Philips Lighting Solutions provide a total cost of ownership (TCO) solution with a return on investment over a certain period, which depends a lot on the burning hours of an application.

Over the TCO period, which can be either five or seven years, the company says there are almost no maintenance costs for LED luminaires over the useful life, owing to the 50 000 hour life expectancy of LED lights and the lumen outputs of LEDs depreciating only by 30% after 50 000 hours of useful life.

He notes that with the LED luminaire system, downtime due to maintenance is dramatically reduced, enabling the automotive company to limit associated costs.

Meanwhile, Combrink explains that about five years ago the lighting solutions retrofit market was dominated by energy services companies (Escos) and State-owned energy supplier Eskom’s integrated demand management (IDM) programmes, which offer rebates for the installation of energy-saving equipment.

Eskom’s IDM programme created an influx of Escos, resulting in increased Chinese imports and, therefore, several products that did not comply with energy efficient standards.

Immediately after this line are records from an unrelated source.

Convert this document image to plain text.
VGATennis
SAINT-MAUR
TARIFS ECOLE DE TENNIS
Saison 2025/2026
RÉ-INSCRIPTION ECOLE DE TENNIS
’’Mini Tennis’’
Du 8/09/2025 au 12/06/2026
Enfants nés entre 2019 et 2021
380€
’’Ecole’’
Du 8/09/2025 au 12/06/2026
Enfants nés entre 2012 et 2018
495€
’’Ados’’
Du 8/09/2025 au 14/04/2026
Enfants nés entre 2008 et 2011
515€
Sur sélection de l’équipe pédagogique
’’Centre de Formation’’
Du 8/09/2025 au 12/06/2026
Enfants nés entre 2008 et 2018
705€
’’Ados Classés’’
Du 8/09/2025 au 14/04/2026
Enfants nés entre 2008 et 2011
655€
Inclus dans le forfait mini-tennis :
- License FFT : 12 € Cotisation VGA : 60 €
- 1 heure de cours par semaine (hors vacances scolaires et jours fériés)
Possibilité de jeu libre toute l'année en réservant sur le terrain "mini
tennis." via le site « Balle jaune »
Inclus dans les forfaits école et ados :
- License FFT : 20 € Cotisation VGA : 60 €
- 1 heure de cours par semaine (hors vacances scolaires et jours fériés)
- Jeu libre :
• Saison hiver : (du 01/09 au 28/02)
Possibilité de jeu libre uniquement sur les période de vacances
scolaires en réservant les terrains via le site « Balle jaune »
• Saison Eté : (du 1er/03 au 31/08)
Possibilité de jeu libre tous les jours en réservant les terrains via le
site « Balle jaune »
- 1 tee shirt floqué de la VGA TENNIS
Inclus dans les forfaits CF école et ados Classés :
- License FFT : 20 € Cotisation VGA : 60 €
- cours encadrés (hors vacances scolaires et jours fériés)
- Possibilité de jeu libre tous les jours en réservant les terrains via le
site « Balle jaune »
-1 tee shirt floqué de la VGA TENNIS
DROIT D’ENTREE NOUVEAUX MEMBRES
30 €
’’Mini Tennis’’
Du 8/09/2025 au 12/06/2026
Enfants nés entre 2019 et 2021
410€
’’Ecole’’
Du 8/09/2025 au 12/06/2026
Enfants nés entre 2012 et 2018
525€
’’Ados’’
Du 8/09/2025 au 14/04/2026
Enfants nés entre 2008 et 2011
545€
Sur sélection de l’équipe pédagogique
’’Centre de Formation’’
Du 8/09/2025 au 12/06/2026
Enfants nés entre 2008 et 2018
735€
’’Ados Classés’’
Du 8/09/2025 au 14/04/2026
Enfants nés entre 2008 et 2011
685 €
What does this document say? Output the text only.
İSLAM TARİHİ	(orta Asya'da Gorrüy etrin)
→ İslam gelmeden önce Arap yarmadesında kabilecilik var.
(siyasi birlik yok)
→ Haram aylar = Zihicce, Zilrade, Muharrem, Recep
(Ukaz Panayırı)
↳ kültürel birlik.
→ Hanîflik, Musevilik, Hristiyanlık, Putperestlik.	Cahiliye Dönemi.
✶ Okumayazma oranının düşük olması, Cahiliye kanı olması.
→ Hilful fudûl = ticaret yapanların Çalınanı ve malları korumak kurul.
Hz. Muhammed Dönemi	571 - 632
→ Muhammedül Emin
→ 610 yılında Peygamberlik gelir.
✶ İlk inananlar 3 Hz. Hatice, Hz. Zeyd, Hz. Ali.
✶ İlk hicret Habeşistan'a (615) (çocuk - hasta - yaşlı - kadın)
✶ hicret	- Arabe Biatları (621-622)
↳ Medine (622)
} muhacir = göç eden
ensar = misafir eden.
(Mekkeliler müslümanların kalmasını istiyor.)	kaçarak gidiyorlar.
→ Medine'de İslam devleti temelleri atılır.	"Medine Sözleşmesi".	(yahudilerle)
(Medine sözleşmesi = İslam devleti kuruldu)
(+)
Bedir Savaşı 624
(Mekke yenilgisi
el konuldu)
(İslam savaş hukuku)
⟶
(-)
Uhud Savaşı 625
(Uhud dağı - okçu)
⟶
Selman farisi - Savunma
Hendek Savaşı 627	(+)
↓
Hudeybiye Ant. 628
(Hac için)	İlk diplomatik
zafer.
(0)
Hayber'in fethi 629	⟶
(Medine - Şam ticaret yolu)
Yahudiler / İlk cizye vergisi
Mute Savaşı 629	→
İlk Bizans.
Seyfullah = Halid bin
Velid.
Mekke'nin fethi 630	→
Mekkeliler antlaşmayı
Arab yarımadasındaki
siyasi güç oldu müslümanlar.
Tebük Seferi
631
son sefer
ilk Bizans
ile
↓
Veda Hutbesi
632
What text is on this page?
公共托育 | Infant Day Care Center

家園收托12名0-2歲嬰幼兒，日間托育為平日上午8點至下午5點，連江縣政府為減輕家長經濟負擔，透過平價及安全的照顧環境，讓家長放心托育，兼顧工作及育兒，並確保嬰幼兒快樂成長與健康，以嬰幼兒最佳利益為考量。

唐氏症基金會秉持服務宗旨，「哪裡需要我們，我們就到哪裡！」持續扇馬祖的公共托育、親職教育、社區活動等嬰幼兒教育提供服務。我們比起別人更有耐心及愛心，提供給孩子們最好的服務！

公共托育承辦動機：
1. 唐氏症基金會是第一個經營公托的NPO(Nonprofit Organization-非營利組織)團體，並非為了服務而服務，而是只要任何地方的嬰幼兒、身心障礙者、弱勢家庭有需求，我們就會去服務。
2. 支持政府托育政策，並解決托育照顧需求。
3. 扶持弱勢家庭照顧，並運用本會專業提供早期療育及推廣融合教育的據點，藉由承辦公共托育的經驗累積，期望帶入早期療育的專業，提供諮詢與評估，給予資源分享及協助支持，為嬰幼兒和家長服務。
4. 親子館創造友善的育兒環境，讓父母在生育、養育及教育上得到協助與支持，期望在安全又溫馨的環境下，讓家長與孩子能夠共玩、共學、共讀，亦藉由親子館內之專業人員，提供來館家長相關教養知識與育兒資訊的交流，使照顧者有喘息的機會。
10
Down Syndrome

This resulted in South Africa-based compulsory specifications and technical regulations enforcement organisation the National Regulator for Compulsory Standards (NRCS) issuing letters of authority so that energy-saving lighting products comply with the safety specifications of SANS 60598.

In the last few years, many incorrect installations took place, owing to some companies not undertaking accurate energy audits and identifying the correct lighting levels required for certain applications.

“Every application has a visual task and standards organisations such as SANS, the SABS and the International Electrotechnical Commission dictate what the required lighting levels are for every application.

“Some companies take a 400 W high-bay lighting system and use an 85 W compact fluorescent lamp in this system, but then the control gear is disconnected and connected to mains voltage. This will provide the energy savings, but not the appropriate lighting levels for the application.

“Some Escos were often only retrofitting and refurbishing the lamps in lighting systems, but they were not doing a like-for-like comparison on different lighting systems, wattage and lumen outputs. To get the full energy- saving benefits and sustainable solution, the entire luminaire needs to be replaced and not just the lamp in a lot of applications,” explains Combrink.

This has been a problem, as there is no real enforcement to ensure energy-saving equipment complied with industry standards. Eskom has been more proactive in ensuring that energy-saving equipment complies, but the utility also downgraded its rebate structure, impacting negatively on the bottom line of Escos, he notes.